Engulfment Receptors in Programmed Cell Death in the Drosophila Ovary. Tracy L. Meehan, Allison Timmons, Jon Iker Etchegaray, Jeffrey Taylor, Olivia Rudnicki, Sarah Yunes, Kim McCall. Department of Biology, Boston University, Boston, MA.

   Programmed cell death is essential for an organisms development and homeostasis to dispose of unwanted or diseased cells. Upon starvation, the nurse cells undergo apoptosis and are engulfed by the surrounding follicle cells. We studied the role of known engulfment receptors, Draper and integrins, in the role of starvation-induced cell death. Draper is the Drosophila homolog of the C. elegans engulfment receptor, CED-1. Integrins, on the other hand, have historically been studied for their roles in migration and cell signaling; only recently have they been shown to play a role in engulfment in D. melanogaster.
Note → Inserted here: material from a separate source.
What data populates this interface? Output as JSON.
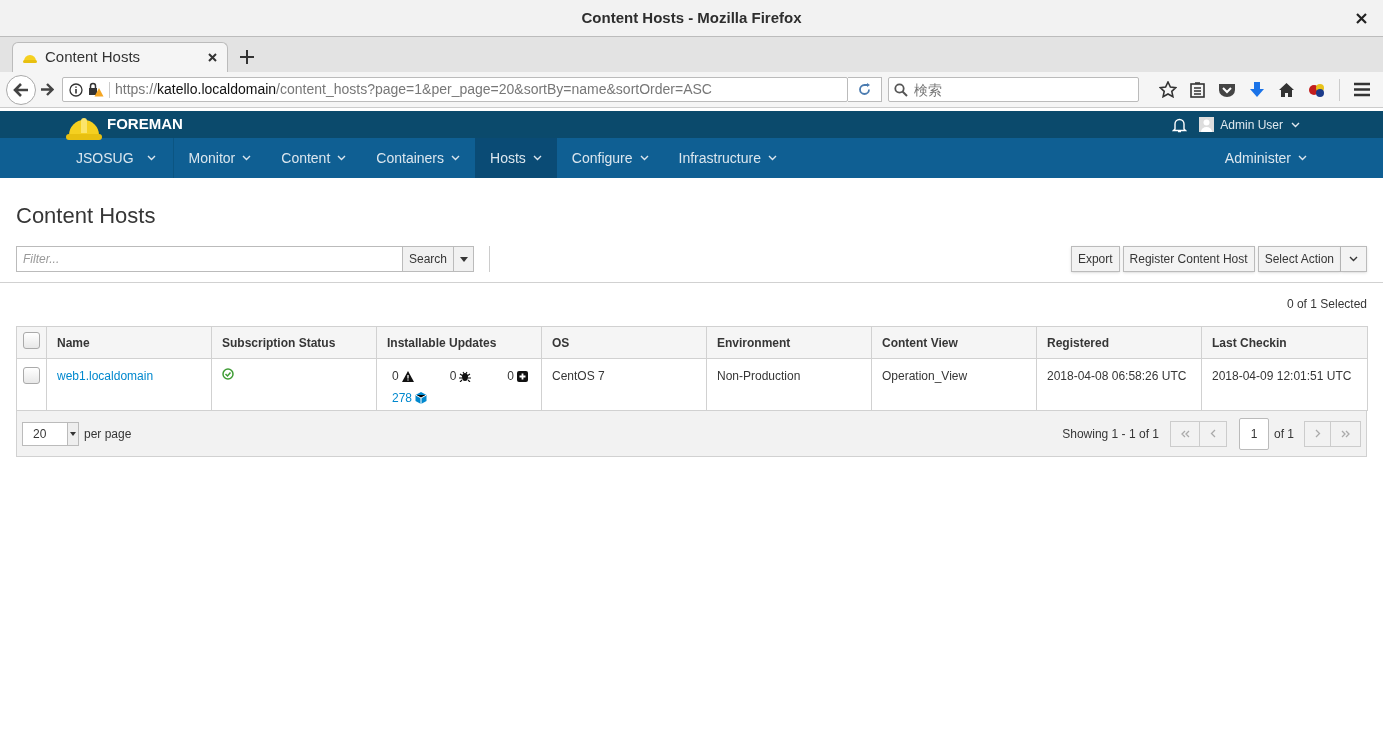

Both drpr null flies and dsRNA drpr knockdown specifically in the follicle cells resulted in defective mid-oogenesis death. The follicle cells in these mutant egg chambers did not enlarge appropriately and died prematurely. Drapers main role was found to be activating JNK, as expression of activated hep (JNK kinase) suppressed the Draper mutant phenotype. To determine if integrins are required for engulfment in the ovary, we knocked down integrin PS, the main subunit in Drosophila, effectively knocking out the majority of all integrins in follicle cells. These egg chambers showed defective egg chambers very similar to those found in drpr RNAi flies. We are currently working on immunocytochemistry experiments to determine if there are subtle differences between PS and Draper mutants. Previous work has shown that integrins can activate the JNK pathway, which activates Draper in our system. To determine if integrins work through the JNK pathway to up-regulate Draper in the ovary, we stained PS mutant egg chambers with Draper and Draper mutant egg chambers with integrins. We found that Draper is still up-regulated in PS mutant egg chambers and integrins are still up-regulated in Draper mutant egg chambers. We are currently screening candidate genes from the JNK and known engulfment pathways and the integrin subunits to understand the complete pathway occurring in mid-oogenesis engulfment. Future studies will investigate how integrins and Draper interact.